The Philippines’ largest gold and copper producer Philex Mining is planning to convert its Silangan copper-gold project in Surigao del Norte to an open pit mine, to reduce project costs.
The company expects the open pit method to reduce the costs by almost two-third at the $1.5bn project, allowing production to start as early as 2018.
Philex Mining chairman Manuel Pangilinan said the company has formed a team to study the feasibility of the open pit method for the Silangan mine, as the presence of tough rocks and underground water makes underground mining undesirable.
"We have to dewater some parts of the ground. Other parts are also very muddy while some parts have hard rocks that are extremely tough," Pangilinan said.

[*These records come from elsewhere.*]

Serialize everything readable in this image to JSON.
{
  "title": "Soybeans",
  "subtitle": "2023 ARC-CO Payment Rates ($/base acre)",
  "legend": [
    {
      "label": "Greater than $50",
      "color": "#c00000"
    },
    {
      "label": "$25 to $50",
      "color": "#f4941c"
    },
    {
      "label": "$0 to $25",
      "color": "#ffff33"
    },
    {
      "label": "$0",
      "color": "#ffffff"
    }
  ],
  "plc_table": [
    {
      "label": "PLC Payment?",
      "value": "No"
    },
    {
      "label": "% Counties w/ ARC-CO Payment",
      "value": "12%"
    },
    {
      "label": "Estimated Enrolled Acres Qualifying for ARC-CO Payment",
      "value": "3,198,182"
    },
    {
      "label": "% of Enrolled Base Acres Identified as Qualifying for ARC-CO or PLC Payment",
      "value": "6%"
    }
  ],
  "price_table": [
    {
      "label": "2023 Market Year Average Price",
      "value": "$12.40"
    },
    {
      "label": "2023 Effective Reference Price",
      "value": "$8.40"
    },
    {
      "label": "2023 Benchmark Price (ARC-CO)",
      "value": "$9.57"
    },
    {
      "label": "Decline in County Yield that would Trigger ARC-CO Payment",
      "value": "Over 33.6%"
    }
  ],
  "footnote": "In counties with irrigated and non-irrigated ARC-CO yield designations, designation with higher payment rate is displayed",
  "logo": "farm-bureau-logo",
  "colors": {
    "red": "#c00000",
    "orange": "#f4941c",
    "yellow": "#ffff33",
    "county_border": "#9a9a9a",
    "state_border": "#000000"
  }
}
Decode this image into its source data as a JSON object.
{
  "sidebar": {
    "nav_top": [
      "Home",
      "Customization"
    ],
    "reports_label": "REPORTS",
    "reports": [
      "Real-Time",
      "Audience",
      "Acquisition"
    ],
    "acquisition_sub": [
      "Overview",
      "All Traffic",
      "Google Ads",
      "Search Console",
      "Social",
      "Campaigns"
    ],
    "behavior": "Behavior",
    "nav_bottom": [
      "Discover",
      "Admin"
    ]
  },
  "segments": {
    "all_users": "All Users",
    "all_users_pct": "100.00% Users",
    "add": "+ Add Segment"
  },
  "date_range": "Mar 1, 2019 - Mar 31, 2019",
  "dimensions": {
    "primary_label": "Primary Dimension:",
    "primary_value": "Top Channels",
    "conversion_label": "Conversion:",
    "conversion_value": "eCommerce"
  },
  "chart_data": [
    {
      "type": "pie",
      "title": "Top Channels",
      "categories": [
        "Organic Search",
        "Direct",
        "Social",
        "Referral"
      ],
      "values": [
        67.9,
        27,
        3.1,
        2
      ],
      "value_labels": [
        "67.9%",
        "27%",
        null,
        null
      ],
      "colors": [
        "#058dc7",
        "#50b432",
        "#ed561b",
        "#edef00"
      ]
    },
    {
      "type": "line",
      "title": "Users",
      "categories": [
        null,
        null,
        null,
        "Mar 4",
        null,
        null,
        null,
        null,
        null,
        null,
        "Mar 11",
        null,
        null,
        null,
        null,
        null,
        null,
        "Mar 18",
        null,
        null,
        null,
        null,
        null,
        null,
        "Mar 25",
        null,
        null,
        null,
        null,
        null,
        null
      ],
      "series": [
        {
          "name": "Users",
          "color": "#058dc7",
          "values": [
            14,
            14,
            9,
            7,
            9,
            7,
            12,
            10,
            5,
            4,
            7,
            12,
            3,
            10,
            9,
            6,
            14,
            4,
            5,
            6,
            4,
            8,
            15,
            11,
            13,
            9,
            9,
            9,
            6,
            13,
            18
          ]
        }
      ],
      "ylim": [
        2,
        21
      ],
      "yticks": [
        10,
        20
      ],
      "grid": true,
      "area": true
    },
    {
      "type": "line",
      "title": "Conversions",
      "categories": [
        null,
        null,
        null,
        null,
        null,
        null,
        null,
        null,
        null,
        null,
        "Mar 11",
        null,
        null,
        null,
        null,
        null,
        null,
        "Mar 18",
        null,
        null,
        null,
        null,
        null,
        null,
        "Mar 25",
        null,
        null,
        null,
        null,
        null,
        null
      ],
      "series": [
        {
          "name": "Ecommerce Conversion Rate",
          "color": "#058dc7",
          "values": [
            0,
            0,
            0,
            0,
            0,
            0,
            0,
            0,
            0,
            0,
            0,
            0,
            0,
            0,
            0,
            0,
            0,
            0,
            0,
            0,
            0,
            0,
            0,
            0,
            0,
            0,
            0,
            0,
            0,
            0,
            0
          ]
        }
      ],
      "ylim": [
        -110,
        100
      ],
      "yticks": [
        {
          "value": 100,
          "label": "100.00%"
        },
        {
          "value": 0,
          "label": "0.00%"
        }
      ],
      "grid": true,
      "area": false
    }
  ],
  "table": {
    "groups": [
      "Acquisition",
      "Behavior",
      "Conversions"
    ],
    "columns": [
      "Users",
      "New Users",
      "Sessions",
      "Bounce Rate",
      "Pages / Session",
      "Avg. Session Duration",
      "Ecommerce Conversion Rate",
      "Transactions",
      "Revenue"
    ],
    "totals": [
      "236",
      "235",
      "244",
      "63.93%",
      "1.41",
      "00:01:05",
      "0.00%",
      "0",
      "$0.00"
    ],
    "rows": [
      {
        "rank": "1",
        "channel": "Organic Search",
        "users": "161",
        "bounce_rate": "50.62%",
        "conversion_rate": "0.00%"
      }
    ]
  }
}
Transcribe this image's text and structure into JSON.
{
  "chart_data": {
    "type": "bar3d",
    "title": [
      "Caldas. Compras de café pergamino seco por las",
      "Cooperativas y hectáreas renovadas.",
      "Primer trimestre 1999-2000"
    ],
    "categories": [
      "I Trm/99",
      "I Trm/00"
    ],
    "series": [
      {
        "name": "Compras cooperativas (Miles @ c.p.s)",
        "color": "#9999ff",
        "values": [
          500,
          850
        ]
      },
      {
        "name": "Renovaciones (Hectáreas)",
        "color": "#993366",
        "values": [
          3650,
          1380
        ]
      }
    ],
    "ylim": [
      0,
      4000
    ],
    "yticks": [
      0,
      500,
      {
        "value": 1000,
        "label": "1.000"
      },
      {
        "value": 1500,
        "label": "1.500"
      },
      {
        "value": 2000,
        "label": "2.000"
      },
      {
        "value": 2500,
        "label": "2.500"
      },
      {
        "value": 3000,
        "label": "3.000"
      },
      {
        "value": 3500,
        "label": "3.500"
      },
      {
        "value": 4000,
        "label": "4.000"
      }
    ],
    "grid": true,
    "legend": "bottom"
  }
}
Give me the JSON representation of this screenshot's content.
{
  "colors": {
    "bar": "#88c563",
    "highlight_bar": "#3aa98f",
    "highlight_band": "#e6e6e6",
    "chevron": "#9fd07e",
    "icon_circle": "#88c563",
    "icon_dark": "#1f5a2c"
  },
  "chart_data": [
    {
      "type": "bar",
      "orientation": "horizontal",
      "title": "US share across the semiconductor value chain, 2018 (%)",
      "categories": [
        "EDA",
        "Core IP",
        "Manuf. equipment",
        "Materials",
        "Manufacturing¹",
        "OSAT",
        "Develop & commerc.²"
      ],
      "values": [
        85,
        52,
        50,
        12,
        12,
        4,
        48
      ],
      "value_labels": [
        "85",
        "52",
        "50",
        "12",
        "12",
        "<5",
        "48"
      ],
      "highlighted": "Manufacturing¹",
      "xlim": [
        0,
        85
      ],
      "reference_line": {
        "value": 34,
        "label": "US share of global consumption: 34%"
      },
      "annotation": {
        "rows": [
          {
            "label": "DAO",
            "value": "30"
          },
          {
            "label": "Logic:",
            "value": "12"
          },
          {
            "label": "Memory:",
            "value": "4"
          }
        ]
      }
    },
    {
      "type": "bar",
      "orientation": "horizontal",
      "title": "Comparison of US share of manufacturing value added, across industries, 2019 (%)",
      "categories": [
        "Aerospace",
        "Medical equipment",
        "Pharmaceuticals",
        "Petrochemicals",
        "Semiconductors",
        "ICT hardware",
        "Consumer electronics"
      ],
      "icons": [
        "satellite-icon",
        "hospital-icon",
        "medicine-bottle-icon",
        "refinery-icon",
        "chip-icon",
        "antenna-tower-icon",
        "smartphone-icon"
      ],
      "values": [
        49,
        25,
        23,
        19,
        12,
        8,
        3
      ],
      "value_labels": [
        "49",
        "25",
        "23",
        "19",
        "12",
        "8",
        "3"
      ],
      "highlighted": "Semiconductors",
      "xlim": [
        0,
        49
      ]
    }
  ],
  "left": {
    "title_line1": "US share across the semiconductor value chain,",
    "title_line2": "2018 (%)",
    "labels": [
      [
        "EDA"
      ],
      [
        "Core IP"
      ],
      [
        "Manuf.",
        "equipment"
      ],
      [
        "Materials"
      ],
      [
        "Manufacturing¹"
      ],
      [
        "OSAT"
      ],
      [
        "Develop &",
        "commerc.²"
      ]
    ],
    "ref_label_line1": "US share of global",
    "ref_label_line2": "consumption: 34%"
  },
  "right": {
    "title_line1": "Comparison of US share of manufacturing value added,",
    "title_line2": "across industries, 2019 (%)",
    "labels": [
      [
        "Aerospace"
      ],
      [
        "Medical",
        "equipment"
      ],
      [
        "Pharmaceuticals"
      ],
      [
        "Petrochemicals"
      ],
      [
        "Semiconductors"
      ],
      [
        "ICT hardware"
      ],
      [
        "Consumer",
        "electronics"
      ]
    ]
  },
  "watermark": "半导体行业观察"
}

Additional digging costs have increased the overall cost of the project by $500m to $1.5bn.
The decision to operate an open pit mine is likely to attract opposition from environmental groups, as it involves the release of toxic substances during extraction, wrote Reuters.
A local government has already banned Glencore Xstrata’s $5.9bn open pit copper-gold project in southern Philippines, prompting the company to try and sell its stake in the project.
Meanwhile, Philex has set aside PHP4bn ($91.1m) for exploration works this year, with PHP3.2bn ($72.8m) of it being allocated for the development of the Silangan mine.
The company is also considering a partnership to fund and develop the Silangan project.